Le publiciste, qui se consacre principalement à l'histoire de la guerre et de l'après-guerre en Bohême du Nord depuis Nova Bor, est entré en littérature en 2019, avec la publication de son livre Rumburk Revolt and its Second Life (La révolte de Rumburk et sa seconde vie). Actuellement, Josef Doškář a terminé son traitement d'une affaire qui a fortement soulevé le niveau de l'opinion publique au cours des cinq dernières années. Il s'agit du sort du monument nazi situé au belvédère de Štěpánka, dans la municipalité de Kořenov, qui a été démoli par des patriotes tchèques en 1945 et réinstallé illégalement sur le site en 2011 pour devenir un lieu de rencontre commémoratif secret pour les néo-nazis frontaliers. Elle a maintenant été remontée.

Josef Doškář (né en 1943) vit à Dobrovica, dans la région de Mladá Boleslav, mais il a passé sa jeunesse à Dolní Bousov. Il est membre et président de longue date de l'Union des légionnaires tchécoslovaques de Nový Bor, en Bohême du Nord, où l'a conduit son amour du verre, le métier qu'il a exercé toute sa vie. Son père, Josef l'Ancien, à la suite de la mobilisation du Sokol en 1919, à laquelle il a participé en tant que soldat de dix-sept ans. Il a pris part à la guerre entre la Hongrie et la Tchécoslovaquie pour la Slovaquie. Pendant la Seconde Guerre mondiale, Josef Doškář Sr. rejoint la résistance antinazie et, en 1944, il est arrêté par la Gestapo, puis emprisonné dans la prison de police de la Gestapo de Prague, dans la petite forteresse de Terezín. Il vit sa libération, mais meurt du typhus le lendemain. Tout cela a fortement influencé non seulement ses opinions, mais aussi le développement des recherches de son fils, historien amateur, qui était technologue du verre de profession civile.
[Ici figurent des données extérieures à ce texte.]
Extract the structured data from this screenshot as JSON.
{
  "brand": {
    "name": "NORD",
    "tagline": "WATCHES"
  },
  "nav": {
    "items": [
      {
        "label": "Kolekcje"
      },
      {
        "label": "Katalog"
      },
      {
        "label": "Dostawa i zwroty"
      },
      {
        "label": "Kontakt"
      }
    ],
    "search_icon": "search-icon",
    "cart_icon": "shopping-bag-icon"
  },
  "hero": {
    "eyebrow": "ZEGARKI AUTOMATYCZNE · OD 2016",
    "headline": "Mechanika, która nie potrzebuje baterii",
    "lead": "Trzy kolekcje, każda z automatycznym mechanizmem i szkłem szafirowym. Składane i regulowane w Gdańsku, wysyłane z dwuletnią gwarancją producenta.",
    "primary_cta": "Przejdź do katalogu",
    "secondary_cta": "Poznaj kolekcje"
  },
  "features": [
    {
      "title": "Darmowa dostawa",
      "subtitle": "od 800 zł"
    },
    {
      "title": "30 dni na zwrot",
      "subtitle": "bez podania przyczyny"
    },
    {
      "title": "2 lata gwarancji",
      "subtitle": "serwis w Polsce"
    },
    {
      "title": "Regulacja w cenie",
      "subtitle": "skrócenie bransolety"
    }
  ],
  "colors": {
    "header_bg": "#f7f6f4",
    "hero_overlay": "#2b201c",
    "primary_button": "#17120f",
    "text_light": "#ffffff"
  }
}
Il a commencé à s'indigner de la déformation progressive de l'histoire

Josef Doškář a longtemps vécu et travaillé dans l'extrême nord de la Bohême du Nord, où, dans les années 1930, l'ancienne coexistence des Allemands et des Tchèques, qui avaient habité cette partie de notre pays depuis des temps immémoriaux, a commencé à s'intensifier. De Nový Bor, il n'y a pas si loin de Liberec, où Konrad Henlein a fait le salut nazi à la fin des années 1930 et n'a cessé d'appeler au retour et à l'intégration dans ce que l'on appelle le Troisième Reich. Il a accueilli avec enthousiasme la chute du régime précédent en 1989. Peu à peu, cependant, il s'est rendu compte que certaines personnes essayaient d'exploiter la liberté accordée pour déformer certains événements historiques. Josef Doškář a d'abord découvert un tel effort dans l'entreprise privatisée Our Army, qui, peu de temps après la privatisation, a commencé à vendre des T-shirts et des tasses avec des portraits d'Hitler. Il a déposé une plainte pénale contre cet outrage en 2017.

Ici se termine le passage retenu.